Humanification

It is not my job to indoctrinate you into a political party, a philosophical sect, or a religious creed. I am not here to recruit. But it is my job to indoctrinate you about something—namely, how to think, why thinking matters, and what happens when you decide it doesn’t. I have an obligation to give you a language for understanding critical thinking and the dangers of surrendering it, a framework for recognizing the difference between a meaningful life and a comfortable one, and the warning signs that appear when convenience, short-term gratification, and ego begin quietly eating away at the soul. Some of you believe life is a high-stakes struggle over who you become. Others suspect the stakes are lower. A few—regrettably—flirt with nihilism and conclude there are no stakes at all. But whether you dramatize it or dismiss it, the “battle of the soul” is unavoidable. I teach it because I am not a vocational trainer turning you into a product. I am a teacher in the full, unfashionable sense of the word—even if many would prefer I weren’t.

This battle became impossible to ignore when I returned to the classroom after the pandemic and met ChatGPT. On one side stood Ozempification: the seductive shortcut. It promises results without struggle, achievement without formation, output without growth. Why wrestle with ideas when a machine can spit out something passable in seconds? It’s academic fast food—calorie-dense, spiritually empty, and aggressively marketed. Excellence becomes optional. Effort becomes suspicious. Netflix beckons. On the other side stood Humanification: the old, brutal path that Frederick Douglass knew by heart. Literacy as liberation. Difficulty as transformation. Meaning earned the hard way. Cal Newport calls it deep work. Jordan Peele gives it a name—the escape from the Sunken Place. Humanification doesn’t chase comfort; it chases depth. The reward isn’t ease. It’s becoming someone.

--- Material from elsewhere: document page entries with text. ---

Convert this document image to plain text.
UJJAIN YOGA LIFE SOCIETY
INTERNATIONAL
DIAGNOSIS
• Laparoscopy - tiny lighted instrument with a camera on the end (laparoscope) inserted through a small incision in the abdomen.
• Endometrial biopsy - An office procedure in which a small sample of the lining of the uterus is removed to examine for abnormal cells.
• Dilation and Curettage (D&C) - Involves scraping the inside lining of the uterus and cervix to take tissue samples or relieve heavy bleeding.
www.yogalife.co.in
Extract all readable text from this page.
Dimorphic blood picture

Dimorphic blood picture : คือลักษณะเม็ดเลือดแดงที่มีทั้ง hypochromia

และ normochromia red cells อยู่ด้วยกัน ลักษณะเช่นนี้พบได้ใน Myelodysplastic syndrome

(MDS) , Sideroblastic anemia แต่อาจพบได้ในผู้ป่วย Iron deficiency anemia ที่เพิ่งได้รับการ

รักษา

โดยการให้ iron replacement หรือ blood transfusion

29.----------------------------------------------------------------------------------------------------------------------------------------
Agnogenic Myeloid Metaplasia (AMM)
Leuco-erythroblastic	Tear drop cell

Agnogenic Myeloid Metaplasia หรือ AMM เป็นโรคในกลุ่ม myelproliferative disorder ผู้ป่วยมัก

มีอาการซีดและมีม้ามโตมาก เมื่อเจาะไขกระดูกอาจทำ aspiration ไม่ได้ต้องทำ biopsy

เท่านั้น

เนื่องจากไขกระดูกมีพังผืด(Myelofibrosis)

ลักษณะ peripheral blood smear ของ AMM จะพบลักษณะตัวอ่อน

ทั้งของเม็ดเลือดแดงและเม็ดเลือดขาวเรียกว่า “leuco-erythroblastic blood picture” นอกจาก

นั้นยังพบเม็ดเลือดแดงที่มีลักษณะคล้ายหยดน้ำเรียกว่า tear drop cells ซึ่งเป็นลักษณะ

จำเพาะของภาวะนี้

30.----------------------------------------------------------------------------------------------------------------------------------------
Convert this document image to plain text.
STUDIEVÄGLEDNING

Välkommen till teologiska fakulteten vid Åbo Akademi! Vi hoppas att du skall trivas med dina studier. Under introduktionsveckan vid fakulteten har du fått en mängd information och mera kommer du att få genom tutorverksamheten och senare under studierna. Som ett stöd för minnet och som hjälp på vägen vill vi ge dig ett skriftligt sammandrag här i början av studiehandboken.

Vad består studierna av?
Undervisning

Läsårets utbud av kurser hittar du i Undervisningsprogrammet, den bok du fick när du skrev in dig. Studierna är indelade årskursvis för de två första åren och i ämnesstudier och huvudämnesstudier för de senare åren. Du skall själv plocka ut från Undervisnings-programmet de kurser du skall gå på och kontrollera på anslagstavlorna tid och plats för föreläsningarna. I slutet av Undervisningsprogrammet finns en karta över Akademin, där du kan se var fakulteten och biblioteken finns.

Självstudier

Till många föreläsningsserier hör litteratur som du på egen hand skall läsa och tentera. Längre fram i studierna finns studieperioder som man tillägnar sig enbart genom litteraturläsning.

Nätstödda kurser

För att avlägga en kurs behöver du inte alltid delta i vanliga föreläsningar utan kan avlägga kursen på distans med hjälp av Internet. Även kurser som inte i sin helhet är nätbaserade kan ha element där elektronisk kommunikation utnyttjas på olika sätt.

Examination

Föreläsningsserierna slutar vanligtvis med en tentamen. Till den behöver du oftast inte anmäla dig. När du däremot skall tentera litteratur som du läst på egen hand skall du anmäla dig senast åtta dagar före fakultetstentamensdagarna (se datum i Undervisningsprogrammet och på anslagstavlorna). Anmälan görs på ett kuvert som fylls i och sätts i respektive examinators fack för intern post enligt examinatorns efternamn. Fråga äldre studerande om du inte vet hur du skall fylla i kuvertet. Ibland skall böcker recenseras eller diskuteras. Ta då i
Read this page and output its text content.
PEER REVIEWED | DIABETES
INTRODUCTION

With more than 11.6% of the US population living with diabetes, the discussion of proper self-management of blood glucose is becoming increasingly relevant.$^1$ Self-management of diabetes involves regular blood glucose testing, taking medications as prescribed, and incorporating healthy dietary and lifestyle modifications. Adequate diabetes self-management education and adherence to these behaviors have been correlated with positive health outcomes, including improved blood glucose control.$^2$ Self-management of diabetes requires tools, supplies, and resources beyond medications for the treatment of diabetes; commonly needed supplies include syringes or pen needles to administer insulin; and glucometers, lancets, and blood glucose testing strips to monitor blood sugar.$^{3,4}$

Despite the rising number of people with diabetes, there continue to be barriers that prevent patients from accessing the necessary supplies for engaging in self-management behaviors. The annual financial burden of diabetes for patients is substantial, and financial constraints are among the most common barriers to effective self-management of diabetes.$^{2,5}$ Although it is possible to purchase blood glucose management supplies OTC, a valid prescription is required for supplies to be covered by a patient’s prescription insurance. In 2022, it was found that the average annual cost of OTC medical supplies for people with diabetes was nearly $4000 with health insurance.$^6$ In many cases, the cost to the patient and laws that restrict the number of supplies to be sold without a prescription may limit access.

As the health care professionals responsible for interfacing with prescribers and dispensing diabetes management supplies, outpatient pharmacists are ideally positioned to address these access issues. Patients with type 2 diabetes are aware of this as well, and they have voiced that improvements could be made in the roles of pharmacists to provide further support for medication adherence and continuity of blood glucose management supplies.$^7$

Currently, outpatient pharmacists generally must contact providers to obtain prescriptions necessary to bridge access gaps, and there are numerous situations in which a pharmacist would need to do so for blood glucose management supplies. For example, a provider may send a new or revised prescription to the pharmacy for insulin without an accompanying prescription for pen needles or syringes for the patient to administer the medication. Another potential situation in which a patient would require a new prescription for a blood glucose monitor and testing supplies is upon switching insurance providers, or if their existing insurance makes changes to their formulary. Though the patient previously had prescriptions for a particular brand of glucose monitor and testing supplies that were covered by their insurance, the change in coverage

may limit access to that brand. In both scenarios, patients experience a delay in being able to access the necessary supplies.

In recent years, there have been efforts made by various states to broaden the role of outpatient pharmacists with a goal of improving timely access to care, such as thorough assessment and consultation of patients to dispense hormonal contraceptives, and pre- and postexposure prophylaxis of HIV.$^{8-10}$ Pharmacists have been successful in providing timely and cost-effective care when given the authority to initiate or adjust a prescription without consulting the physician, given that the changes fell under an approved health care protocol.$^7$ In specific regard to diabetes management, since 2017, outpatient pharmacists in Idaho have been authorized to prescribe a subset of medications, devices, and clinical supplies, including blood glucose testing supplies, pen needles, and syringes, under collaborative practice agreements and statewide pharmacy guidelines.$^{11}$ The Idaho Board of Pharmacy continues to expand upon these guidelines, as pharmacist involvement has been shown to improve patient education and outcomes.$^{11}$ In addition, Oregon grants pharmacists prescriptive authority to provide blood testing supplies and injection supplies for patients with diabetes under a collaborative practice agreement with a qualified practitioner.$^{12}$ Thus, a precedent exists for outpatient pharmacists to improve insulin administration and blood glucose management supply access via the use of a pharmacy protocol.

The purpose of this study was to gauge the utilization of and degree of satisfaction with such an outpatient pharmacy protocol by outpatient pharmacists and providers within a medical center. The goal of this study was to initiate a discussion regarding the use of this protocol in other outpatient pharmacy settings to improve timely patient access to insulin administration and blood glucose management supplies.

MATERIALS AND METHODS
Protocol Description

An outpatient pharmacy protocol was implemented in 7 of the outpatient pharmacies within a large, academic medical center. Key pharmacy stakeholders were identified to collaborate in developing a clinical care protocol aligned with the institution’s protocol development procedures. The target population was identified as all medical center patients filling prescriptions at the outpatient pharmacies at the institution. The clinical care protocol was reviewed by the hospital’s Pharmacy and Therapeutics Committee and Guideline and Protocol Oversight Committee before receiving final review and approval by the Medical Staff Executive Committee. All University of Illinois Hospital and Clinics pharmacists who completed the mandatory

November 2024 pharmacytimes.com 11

Tyler Austin Harper’s essay “ChatGPT Doesn’t Have to Ruin College” captures this split perfectly. Wandering Haverford’s manicured campus, he encounters English majors who treat ChatGPT not as a convenience but as a moral hazard. They recoil from it. “I prefer not to,” Bartleby-style. Their refusal is not naïveté; it’s identity. Writing, for them, is not a means to a credential but an act of fidelity—to language, to craft, to selfhood. But Harper doesn’t let this romanticism off the hook. He reminds us, sharply, that honor and curiosity are not evenly distributed virtues. They are nurtured—or crushed—by circumstance.

That line stopped me cold. Was I guilty of preaching Humanification without acknowledging its price tag? Douglass pursued literacy under threat of death, but he is a hero precisely because he is rare. We cannot build an educational system that assumes heroic resistance as the norm. Especially not when the very architects of our digital dystopia send their own children to screen-free Waldorf schools, where cursive handwriting and root vegetables are treated like endangered species. The tech elite protect their children from the technologies they profit from. Everyone else gets dopamine.

I often tell students this uncomfortable truth: it is easier to be an intellectual if you are rich. Wealth buys time, safety, and the freedom to fail beautifully. You can disappear to a cabin, read Dostoevsky, learn Schubert, and return enlightened. Most students don’t have that option. Harper is right—institutions like Haverford make Humanification easier. Small classes. Ample support. Unhurried faculty. But most students live elsewhere. My wife teaches in public schools where buildings leak, teachers sleep in cars, and safety is not guaranteed. Asking students in survival mode to honor an abstract code of intellectual purity borders on insult.

Maslow understood this long ago. Self-actualization comes after food, shelter, and security. It’s hard to care about literary integrity when you’re exhausted, underpaid, and anxious. Which is why the Ozempic analogy matters. Just as expensive GLP-1 drugs make discipline easier for some bodies, elite educational environments make intellectual virtue easier for some minds. Character still matters—but it is never the whole story.

Harper complicates things further by comparing Haverford to Stanford. At Stanford, honor codes collapse under scale; proctoring becomes necessary. Intimacy, not virtue alone, sustains integrity. Haverford begins to look less like a model and more like a museum—beautiful, instructive, and increasingly inaccessible. The humanities survive there behind velvet ropes.

I teach at a community college. My students are training for nursing, engineering, business. They work multiple jobs. They sleep six hours if they’re lucky. They don’t have the luxury to marinate in ideas. Humanification gets respectful nods in class discussions, but Ozempification pays the rent. And pretending otherwise helps no one.

This is the reckoning. We cannot shame students for using AI when AI is triage, not indulgence. But we also cannot pretend that a life optimized for convenience leads anywhere worth going. The challenge ahead is not to canonize the Humanified or condemn the Ozempified. It is to build an educational culture where aspiration is not a luxury good—where depth is possible without privilege, and where using AI does not require selling your soul for efficiency.

That is the real battle. And it’s one we can’t afford to fight dishonestly.